Bottom line, says Hanage: Testing alone wasn’t sufficient. The virus still got in, and it set off outbreaks when it did. ”But I don’t think we need a model to make the argument that it’s beneficial to reduce all the potential transmission routes if you really want to stop the virus from getting into your network,” he says.
So really, it’s not a surprise that the novel coronavirus has reached the president; it’s a surprise that it took this long. For the past few months, there has been a steady drip of coronavirus contagion at the edges of Trump World, but none of them have breached the inner sanctum. In May, two White House staffers tested positive, including Vice President Mike Pence’s press secretary. In July, Tomas Philipson, a top economic adviser, caught the coronavirus, along with two Trump campaign staff members and Herman Cain, who later died from the disease. In August, Kimberly Guilfoyle, Don Jr.’s girlfriend and a top fundraiser for the Trump campaign, contracted the coronavirus. Dozens of Secret Service agents assigned to protect the president and vice president also tested positive in July and August following rallies in Oklahoma and Florida. “The responsibility for this isn’t on any particular person,” says Smith. “It’s on the whole attitude toward prevention in the president’s circle, which has not been very scientific.”
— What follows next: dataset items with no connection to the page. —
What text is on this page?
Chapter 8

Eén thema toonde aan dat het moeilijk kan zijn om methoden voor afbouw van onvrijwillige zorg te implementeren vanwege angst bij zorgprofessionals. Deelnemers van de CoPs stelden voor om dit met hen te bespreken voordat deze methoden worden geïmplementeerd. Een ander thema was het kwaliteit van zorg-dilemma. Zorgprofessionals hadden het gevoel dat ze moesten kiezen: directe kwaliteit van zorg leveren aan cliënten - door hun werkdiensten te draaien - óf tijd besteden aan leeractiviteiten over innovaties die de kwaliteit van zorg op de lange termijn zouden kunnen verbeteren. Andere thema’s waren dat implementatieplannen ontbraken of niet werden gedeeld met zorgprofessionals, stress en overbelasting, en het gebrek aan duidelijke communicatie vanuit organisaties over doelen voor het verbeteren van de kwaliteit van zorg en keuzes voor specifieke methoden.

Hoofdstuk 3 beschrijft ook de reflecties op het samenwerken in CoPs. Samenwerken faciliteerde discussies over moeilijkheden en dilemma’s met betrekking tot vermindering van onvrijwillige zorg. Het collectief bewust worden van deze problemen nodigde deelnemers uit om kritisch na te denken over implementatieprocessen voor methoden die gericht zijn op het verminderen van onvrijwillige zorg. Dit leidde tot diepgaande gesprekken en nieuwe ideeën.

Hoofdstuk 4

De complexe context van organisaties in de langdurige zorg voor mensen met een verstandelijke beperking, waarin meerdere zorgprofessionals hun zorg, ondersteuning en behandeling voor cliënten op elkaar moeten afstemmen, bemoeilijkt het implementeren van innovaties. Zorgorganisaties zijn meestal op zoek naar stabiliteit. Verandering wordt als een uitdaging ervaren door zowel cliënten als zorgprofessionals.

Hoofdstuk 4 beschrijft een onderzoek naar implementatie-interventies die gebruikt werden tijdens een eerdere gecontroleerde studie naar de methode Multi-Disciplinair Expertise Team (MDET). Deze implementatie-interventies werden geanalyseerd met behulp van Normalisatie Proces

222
Which means it’s been luck, more than science, that kept the president coronavirus-free for as long as he was. Most people who become infected don’t spread the virus to any other individuals. As Zeynep Tufekci wrote recently in The Atlantic, thinking in averages is not useful for this pathogen, because it tends to spread in clusters. One paper found that in Hong Kong, about 20 percent of people were responsible for 80 percent of transmission. Nearly 70 percent of cases didn’t infect a single other person. But the odds that you wind up exposed to a super-spreading event go up the fewer precautions you take.
“The majority of introductions of this virus are expected to go extinct of their own accord,” says Hanage. “But if you allow enough of them in, eventually one of them won’t.”
Other researchers can quantify this effect. How much the disease spreads broadly is a combination of household spread and community spread, goes the current thinking, with occasional super-spreading events spiking through the community spread. Adding all that together—well, the math is fancier than adding, but you get the idea—gives you an “effective reproduction number” (or Re) for Covid-19 that depends on all sorts of environmental conditions and the infectiousness of the people with the disease.